Working Through Trauma Commemoration With Reparations

In the wake of the George Floyd protests of 2020, the role of reparations in remedying racial disparities re-entered mainstream discussion. The purpose of reparations is to pay African Americans money to make up for the generations of mistreatment and discrimination Black people in America have suffered as a result of slavery. The idea has been treated with varying degrees of seriousness by the government, with some states fully dismissing the idea and others seriously entertaining its merits. California is one state making moves toward instituting reparations: the state recently formed the Task Force to Study and Develop Reparation Proposals for African Americans. This committee met recently to discuss, among other logistics, if all Black Californians should receive reparations or just the specific descendants of enslaved people (excluding those whose family members arrived in the US more recently). 

Much like other race-related topics in America, reparations are a contentious issue. Even some people who are sympathetic to progressive racial causes take issue with reparations, suggesting that the people living today are too far removed from the time of the trauma to justify paying them reparations. However, it is undeniable that the socioeconomic effects of American slavery are still observable today, appearing in areas that include but are not restricted to educational achievement, incarceration, healthcare, etc. In order to explore the merits of reparations to rectify the wrongs of American slavery, I turn to sociological concepts that seek to illuminate the construction and memory of cultural trauma. 

In her article “Marking Time in Memorials and Museums of Terror: Temporality and Cultural Trauma,” sociologist Christina Simko creates a framework that describes how African American museums commemorate the cultural trauma of the Black American experience. The framework contrasts methods of remembering that require “acting out” with those that require “working through.” The main difference between the two, Simko argues, is that “working through” trauma supposes that trauma flows from the time of the trauma to the future, and as a result the event’s effects are ongoing. By contrast, museums that favor “acting out” represent trauma and its effects to be confined to the time of the event. Although neither perspective is better or worse than the other in remembering the past, they each offer distinct perspectives on how the traumas of the past affect our present day.

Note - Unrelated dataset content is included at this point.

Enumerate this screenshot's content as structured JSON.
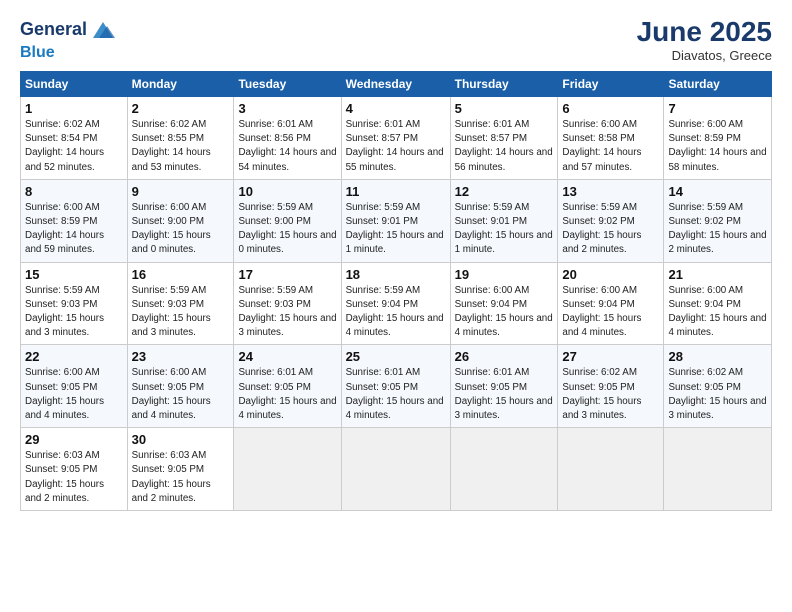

This framework can usefully be applied to how reparations should be approached. More specifically, I think that “working through” trauma directly correlates to the argument in support of reparations: it makes an effort to directly tie historic events to the present in order to demonstrate how trauma (and its ongoing impact) is not truly relegated to the past. Similarly, those who believe reparations should be paid to descendants of slaves view the trauma of slavery as continual and ongoing, not merely confined to the time when slavery occurred. The reason to commemorate this temporal reality in this way is because it is also the material reality—the effects of slavery are what contribute to the routine discrimination and marginalization of Black Americans every day. 


So, what does acknowledging the ongoing impact of the past on the present have to do with reparations? I believe that reparations are a valuable way—in line with the “working through” method of commemoration—to address and correct the ongoing effects of slavery. I argue that reparations is a form of trauma commemoration, just as museums are. Simko’s framework allows us to recognize that the past and present are inexorably linked, and reparations are a tangible way to connect the impact of past trauma to the present day in order to rectify those wrongs. Those of us alive today might not be responsible for the sins of our forefathers, nor the direct sufferers of the particular injuries of chattel enslavement. However, by paying reparations, non-Black Americans can begin to amend the deep and enduring harms of slavery, which are very much still active today. Reparations task forces, such as the one in California, are paving the way for a future that both acknowledges past cultural trauma and actively works not to reproduce it in the present.